When people ask my best friend if she knows “what causes that”, she answers, “We used to think it was sex, but if that was it we’d have hundreds by now!”

 

 

What? When are you going to stop???!”
Me: Look. I can’t get supper done on time, I rarely get all the dishes done, I’m terrible at keeping the laundry done, I have a hard time getting somewhere on time, and my bed is never made, etc, etc.
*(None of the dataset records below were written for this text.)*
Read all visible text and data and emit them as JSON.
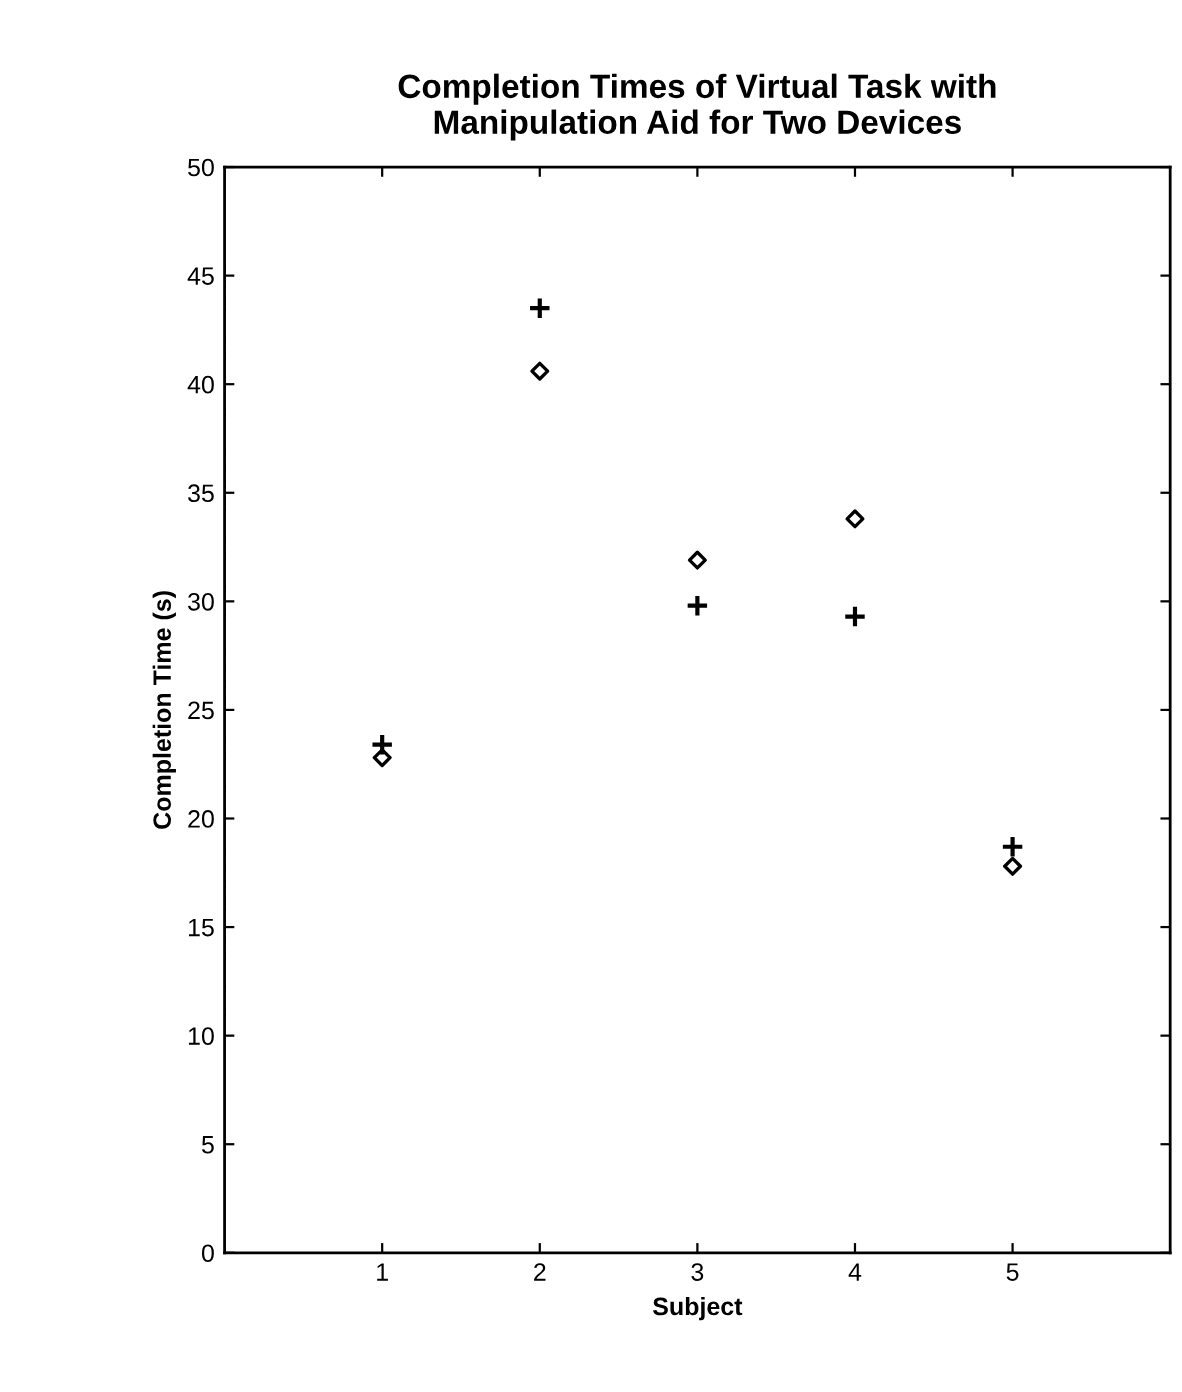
{
  "chart_data": {
    "type": "scatter",
    "title": "Completion Times of Virtual Task with\nManipulation Aid for Two Devices",
    "xlabel": "Subject",
    "ylabel": "Completion Time (s)",
    "x": [
      1,
      2,
      3,
      4,
      5
    ],
    "series": [
      {
        "color": "#000000",
        "marker": "diamond",
        "values": [
          22.8,
          40.6,
          31.9,
          33.8,
          17.8
        ]
      },
      {
        "color": "#000000",
        "marker": "cross",
        "values": [
          23.4,
          43.5,
          29.8,
          29.3,
          18.7
        ]
      }
    ],
    "xlim": [
      0,
      6
    ],
    "xticks": [
      1,
      2,
      3,
      4,
      5
    ],
    "ylim": [
      0,
      50
    ],
    "yticks": [
      0,
      5,
      10,
      15,
      20,
      25,
      30,
      35,
      40,
      45,
      50
    ],
    "grid": false,
    "legend": false
  }
}
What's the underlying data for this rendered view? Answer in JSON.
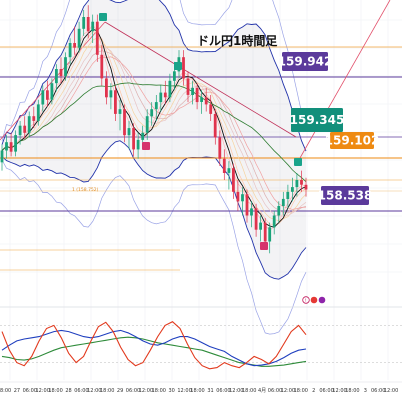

You mean I have found the one thing I am good at- and you’re telling me to stop it?!”

 

“Stop interfering with my reproductive choices!”

 

  Everyone who asks us one of those same old questions is an eternal soul that needs Jesus.  Large families can be magnets for conversation beginners with people who may have never considered speaking to a stranger.  I do sometimes like to say when asked, “are they all yours?”.  “Yes, and my first wife’s.”  Of course my first wife and I have been married for nearly 20 years now.  Since I work with a lot of young women I might add something like, “just think how many I could have if I left her and married another young 22 year old.”  or “had a second wife”  Something like that.  This often opens the door to conversation about marriage, love, cohabitation, sex, contraception, ect., even into how one determines what is right and wrong, relativism, dogma, truth, and many other fun conversations.  You just have to get someone a little bit interested and usually a large family does that.

 

I was asked once if I had wanted to have 5 children. “No, I actually wanted 6 or 7, but the Lord only blessed us with 5.”

 

"You are Catholic & only have two kids?

 

The cashier was going on and ON about our (then) five kids, how her own two were enough for her, they were driving her crazy, she couldn’t handle FIVE, how on earth did I MANAGE?  And my four year old daughter piped up,  “Well, our Mommy LOVES her children, don’t you, Mommy?”

 

A very dear friend had adopted a beautiful child from China.  She’s a lovely Catholic woman, and happens to be Caucasian.  She got so sick of offensive questions that one day the following happened:

Q: Oh, what a beautiful child… is her father asian?
A: I don’t know.  He might have been… it was dark.

 

“Are those all yours?’, to the mom of 8; and the mom responded, “Yes, it’s a good start!”